I grew up to have a quiet voice, and quiet voices wait. There’s going to be a lull. Really, any minute now. Eddie bursts literally onto the scene without so much as a pause, his arrival announced by a siren, an urgent blinking light, Columbia screaming his name. He is a wild, undead thing, an icy, sideburn’d blast from the past, wearing denim and leather, with a motorbike and a saxophone—all the paraphernalia of the dangerous boy your parents are quick to hate.
Eddie wears HATE on his left hand. His danger is that he needs nobody, he doesn’t even need to be looked at. Eddie is all eyes; the gash across his forehead forms a bleeding unibrow to frame them, and at one moment, singing to Columbia, his eyebrows pop with a subtle shrug, suggesting both how passionately he can fall for a girl just from the taste of her, and how little it really matters, how this sort of thing happens to him every time he crosses the street.
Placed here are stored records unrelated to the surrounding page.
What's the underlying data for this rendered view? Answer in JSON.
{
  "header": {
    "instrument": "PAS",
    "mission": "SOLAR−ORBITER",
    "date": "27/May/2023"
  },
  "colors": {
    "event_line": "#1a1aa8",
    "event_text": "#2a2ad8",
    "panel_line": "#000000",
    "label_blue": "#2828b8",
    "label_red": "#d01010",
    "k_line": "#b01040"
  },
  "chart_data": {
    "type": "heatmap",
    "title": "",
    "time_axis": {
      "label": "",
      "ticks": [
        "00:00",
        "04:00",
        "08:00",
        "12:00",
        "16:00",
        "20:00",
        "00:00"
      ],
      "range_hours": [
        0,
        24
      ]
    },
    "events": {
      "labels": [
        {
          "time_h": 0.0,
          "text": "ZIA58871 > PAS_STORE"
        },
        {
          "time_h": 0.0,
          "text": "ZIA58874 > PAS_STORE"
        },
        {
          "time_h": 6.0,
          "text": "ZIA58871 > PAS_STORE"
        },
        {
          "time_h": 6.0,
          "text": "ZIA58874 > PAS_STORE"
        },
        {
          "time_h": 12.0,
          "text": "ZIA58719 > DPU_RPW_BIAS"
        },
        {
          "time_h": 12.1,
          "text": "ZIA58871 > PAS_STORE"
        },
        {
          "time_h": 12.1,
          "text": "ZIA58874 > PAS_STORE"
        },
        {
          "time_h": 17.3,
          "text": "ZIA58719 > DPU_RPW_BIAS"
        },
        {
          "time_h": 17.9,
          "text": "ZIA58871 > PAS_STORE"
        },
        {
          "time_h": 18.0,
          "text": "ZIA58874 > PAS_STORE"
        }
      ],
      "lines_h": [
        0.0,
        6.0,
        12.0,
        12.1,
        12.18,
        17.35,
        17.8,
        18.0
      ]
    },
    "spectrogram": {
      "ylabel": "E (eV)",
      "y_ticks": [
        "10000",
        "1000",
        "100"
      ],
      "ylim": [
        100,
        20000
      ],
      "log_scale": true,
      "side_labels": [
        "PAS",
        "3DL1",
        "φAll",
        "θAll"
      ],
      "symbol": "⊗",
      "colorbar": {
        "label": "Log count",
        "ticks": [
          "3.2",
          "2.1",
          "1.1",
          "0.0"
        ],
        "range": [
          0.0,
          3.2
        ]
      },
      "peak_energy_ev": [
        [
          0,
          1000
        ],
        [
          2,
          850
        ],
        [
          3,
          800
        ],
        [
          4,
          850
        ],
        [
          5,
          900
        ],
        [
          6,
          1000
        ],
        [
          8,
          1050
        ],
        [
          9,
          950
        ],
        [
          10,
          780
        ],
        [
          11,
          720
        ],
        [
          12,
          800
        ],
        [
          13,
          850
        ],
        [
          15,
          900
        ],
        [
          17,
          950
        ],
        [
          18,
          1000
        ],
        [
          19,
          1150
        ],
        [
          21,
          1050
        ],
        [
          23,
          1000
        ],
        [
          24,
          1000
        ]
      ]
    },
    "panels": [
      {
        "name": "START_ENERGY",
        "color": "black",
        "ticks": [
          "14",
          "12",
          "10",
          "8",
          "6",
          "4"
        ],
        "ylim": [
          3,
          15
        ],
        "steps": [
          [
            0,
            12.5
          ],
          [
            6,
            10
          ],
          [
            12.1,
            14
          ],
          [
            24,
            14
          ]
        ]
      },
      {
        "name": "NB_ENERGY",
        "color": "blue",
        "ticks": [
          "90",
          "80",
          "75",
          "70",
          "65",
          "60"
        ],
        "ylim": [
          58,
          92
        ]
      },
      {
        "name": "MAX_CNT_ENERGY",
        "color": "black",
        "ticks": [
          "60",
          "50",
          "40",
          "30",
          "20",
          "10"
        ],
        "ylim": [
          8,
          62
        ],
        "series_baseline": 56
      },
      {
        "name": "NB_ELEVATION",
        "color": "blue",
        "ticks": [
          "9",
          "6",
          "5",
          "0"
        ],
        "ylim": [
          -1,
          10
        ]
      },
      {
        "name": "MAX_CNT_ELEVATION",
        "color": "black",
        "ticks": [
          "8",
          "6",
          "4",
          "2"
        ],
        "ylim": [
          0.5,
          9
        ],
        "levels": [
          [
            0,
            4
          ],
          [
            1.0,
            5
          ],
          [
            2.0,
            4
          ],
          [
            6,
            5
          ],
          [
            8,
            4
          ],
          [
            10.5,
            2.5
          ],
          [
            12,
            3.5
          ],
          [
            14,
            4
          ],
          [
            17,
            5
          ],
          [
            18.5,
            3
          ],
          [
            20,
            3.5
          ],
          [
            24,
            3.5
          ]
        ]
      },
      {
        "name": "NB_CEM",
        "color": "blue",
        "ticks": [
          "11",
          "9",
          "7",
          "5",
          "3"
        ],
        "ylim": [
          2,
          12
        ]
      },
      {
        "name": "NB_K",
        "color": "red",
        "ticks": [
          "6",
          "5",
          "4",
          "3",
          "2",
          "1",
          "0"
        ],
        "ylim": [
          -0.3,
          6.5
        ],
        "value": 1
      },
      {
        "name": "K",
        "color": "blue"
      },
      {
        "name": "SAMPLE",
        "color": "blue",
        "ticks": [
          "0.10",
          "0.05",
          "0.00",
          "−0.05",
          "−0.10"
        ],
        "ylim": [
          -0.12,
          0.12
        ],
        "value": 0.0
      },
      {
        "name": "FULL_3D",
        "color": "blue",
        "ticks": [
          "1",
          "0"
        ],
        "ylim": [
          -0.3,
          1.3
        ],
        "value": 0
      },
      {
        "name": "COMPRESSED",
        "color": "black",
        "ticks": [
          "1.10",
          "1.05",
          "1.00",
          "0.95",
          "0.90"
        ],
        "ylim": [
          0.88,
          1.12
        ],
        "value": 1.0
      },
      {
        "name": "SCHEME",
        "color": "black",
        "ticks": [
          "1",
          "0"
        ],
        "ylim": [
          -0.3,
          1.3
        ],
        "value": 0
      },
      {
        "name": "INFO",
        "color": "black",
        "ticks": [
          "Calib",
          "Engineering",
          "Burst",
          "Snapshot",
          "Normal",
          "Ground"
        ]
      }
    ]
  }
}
The flash of that look floods Columbia with a sea of promises. It’s as dense with feeling as a deathbed’s I’m sorry. For years I watched and waited for it.
Eddie’s body is nothing to look at. The body is something to fuck with. Shoot up junk with. It’s a barrel, a boulder, a bulk that blocks everybody’s path, and it serves as a means of bringing other bodies closer. All he has to do is pull one finger himward and Columbia comes running. He expects her to. Just the sight of him makes everyone in the room scream and run, but soon he has them all dancing, singing a song about fucking teen girls.
Do they know they’ll soon be singing songs about Eddie? “I very nearly loved him,” Columbia will say, and for years I wondered what it was that held her back. When you see sexy bodies everywhere but a mirror, you don’t feel that sex is yours to try. Sex becomes for other people, like jiujitsu or Finnish. I never had a Rocky body. All I wanted was to be looked at by a big man telling me how fun sex was. What more, I wondered, could love be?
LOVE is on Eddie’s right hand. His jerking-off hand? Eddie the ex-delivery boy embodies dark secrets and regrets and failures. The promise of Rocky is that manufactured sexiness can be made real. The promise of Eddie is that your first attempts, your shortcomings, your monstrousnesses will return and haunt you. They’ll show up the moment you think you’re free of them, requiring you to dig out the pickaxe. Add it to Eddie’s allure: he’s alive for 3 minutes and 20 seconds, but they can’t stop talking about him. What a guy. He’s the loudest man in the room, even long after they eat him.